I'm in a formal statistics class and it is driving me crazy. Here's the problem, I'm given that $X_1$ and $X_2$ are independent random variables uniformly distributed on $[0, \theta]$. I'm being asked to show that $P(X_1 = X_2) = 0$. Obviously, I can see that this is true, so I'm trying to figure out what I'm even being expected to prove.
I'm provided with the hint $P(X_1 = X_2) = E[1_{X_1=X_2}] = 1/\theta^2\int_{[0,\theta]^2}1_{x_1=x_2}dx_2dx_2$.
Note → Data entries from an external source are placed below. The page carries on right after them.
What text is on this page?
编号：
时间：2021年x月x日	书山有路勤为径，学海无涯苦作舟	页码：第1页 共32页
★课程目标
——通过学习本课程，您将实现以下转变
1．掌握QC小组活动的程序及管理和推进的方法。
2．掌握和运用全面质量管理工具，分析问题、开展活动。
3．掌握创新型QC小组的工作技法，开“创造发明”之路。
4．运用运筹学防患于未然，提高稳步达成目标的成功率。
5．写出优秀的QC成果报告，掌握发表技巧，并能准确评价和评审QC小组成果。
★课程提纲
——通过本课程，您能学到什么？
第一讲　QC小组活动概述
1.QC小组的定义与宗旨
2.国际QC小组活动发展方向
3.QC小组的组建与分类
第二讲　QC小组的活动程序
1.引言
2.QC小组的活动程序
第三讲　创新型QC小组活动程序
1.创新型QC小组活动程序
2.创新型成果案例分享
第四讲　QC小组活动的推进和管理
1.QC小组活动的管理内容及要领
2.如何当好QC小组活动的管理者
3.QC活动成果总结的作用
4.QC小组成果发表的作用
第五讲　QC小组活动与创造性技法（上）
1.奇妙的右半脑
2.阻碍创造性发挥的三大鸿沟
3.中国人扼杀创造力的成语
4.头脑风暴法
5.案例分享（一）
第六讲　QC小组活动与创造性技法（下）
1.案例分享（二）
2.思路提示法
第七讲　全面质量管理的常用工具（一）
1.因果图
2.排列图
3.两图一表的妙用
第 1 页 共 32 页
I assume the 2nd part of the hint is because $E[1_{X_1=X_2}] = \int_{\mathbb{R}^2}1_{X_1=X_2}dP(X_1,X_2)$ where the notation $dP(X_1, X_2)$ basically refers to the joint PDF of $X_1$ and $X_2$ (which for some reason we now instead refer to as the probability measure of $X_1$ and $X_2$), which gives us the $1/\theta^2$ term.
But from here I'm confused. What exactly do I do to prove that $\int_{[0,\theta]^2}1_{x_1=x_2}dx_2dx_2 = 0$? Is there some way to break it into a standard double integral? I think the problem is that I basically have no idea how to evaluate Lebesgue integrals except by turning them into some combination of Reimann integrals and then evaluating those, and in this case there seems to be no obvious way of doing so.
The double integral is $$ \int_0^\theta dx_1 \int_0^\theta dx_2 \; 1_{x_1=x_2} $$
But $$\int_0^\theta dx_2 \; 1_{x_1=x_2} = \int_0^\theta dx_2\; 0 = 0$$ because changing an integrand at a single point never changes the integral.